Going back to fundamental physics principles, the Coulomb force is repulsive as you say, so I'll write this as $F\propto 1/r^2$, where $F$ is the force and $r$ is the distance from the center of the nucleus and the positive sign indicates that the force is in the positive $r$ direction, away from the nucleus.  The potential, which is what's shown on the graph, is the negative of the integral of the field (which is proportional to the force), this results in $E\propto 1/r$.  For an analog, imagine lifting a weight where "up" is the positive z-axis.  The path involves an increase in z-coordinate and the force from the field (gravitational) is negative.  The negative integral of the field over distance is the potential.
The missing part is why they "chop off" this $1/r$ function at some radius, presumably the radius of the nucleus.  Well, this allows us to infer some things about the other force present, which is the nuclear force.  It would appear that the force acts weakly beyond the radius of the nucleus, since the $1/r$ form is unaltered beyond that point.  It also absolutely must have a potential that increases faster than $1/r$ as $r \rightarrow 0$.  Both of these would be loosely satisfied if the nuclear potential was $-1/r^n$ (note the negative) where $n>1$.  The alpha particle, while in the nucleus, by the way, has kinetic energy which is the reason its energy is higher than the hypothetically lowest energy level possible for it.  This has to do with the fact that quantum mechanics only allows certain (quantized) energy levels.

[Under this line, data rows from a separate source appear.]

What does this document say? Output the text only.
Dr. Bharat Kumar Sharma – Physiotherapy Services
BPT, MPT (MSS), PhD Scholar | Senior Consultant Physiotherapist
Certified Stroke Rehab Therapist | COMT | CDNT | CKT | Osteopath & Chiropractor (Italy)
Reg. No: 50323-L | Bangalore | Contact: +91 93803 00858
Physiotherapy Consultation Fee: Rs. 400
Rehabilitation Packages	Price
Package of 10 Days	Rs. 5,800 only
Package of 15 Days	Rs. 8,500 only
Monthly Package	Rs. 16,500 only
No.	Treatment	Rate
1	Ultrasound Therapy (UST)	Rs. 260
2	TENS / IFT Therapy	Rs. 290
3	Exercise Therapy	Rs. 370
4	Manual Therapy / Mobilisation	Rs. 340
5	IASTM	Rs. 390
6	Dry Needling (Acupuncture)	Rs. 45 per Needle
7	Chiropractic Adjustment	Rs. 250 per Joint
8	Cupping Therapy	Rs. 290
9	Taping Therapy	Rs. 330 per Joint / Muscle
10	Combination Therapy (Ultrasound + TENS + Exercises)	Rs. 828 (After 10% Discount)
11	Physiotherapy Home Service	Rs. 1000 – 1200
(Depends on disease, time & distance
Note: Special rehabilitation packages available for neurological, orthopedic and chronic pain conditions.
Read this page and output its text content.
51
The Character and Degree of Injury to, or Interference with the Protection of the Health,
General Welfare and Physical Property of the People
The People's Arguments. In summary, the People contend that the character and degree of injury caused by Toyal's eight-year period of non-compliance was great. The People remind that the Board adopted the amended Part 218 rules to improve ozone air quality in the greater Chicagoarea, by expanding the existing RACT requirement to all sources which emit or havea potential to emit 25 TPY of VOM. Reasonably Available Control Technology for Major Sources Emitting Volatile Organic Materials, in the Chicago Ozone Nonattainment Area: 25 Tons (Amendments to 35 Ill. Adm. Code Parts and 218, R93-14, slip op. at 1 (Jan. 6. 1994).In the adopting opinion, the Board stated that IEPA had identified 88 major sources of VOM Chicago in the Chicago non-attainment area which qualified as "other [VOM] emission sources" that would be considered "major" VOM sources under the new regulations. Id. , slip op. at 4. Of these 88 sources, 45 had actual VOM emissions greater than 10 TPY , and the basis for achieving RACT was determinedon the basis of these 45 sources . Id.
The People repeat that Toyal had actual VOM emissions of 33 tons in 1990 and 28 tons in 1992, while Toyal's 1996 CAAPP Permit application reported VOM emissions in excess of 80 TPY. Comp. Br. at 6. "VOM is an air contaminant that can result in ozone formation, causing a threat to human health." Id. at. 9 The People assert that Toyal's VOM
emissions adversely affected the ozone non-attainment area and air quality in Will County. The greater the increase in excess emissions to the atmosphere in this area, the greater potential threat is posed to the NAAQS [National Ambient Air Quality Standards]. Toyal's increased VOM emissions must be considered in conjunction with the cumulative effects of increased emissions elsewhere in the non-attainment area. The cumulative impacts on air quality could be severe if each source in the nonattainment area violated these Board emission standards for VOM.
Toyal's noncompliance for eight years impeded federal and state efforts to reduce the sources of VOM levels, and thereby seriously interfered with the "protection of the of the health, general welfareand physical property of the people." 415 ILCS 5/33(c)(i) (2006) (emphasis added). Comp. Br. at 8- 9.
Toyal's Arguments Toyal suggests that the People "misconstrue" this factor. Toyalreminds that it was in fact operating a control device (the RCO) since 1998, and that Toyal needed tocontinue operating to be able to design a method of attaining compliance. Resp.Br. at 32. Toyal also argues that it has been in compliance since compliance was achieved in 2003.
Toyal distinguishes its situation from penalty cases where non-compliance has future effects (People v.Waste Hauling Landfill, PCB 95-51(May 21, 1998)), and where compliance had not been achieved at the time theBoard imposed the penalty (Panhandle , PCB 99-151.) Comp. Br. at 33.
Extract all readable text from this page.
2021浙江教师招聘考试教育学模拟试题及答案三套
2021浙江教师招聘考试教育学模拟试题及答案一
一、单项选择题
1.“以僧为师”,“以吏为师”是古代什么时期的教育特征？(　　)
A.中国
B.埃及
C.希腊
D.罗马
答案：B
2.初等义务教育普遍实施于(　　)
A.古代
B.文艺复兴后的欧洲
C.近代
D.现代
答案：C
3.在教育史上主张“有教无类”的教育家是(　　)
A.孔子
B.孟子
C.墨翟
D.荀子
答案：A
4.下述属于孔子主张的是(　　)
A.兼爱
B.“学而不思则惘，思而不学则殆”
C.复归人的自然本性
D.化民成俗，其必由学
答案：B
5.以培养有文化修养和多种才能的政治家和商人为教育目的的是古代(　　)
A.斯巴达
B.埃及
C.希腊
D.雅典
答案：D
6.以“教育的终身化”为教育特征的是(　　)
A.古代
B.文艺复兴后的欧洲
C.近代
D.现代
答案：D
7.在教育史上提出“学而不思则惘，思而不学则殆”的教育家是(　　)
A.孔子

Just For an example of how this is possible, I'll say $E_{nuclear}=-1/r^4$ (I am not saying this is how the force acts, it's just for utility).
$$E(r) = E_{nuclear}(r) + E_{Coulomb}(r)$$
$$E(r) = 1/r - 1/r^4$$
$$F(r) = -\frac{d}{dr} \left( E_{nuclear}(r) + E_{Coulomb}(r) \right)  = F_{nuclear}(r) + F_{Coulomb}(r) $$
$$F(r) = 1/r^2 - 1/r^5$$

My intent is that this answer allows you to explicitly answer to yourself what the potential and force contributions are, and give some very rudimentary example for how the "edge" can appear.  Beyond that I hope it's clear how someone may take the shape of the above curve and lump it into a "wall".
A: As you state the Coulomb force is repulsive, this is why the potential increases with smaller spearation. But at small enough distances the strong force takes over which has an attracting nature. The strong force is stronger (hence the name) than the Coulomb force, which is why in total the alpha particle in the nucleus sits at a lower potential than the Coulomb force at the edge.
The strong nuclear force can be modeled as a rectangular potential well to first order.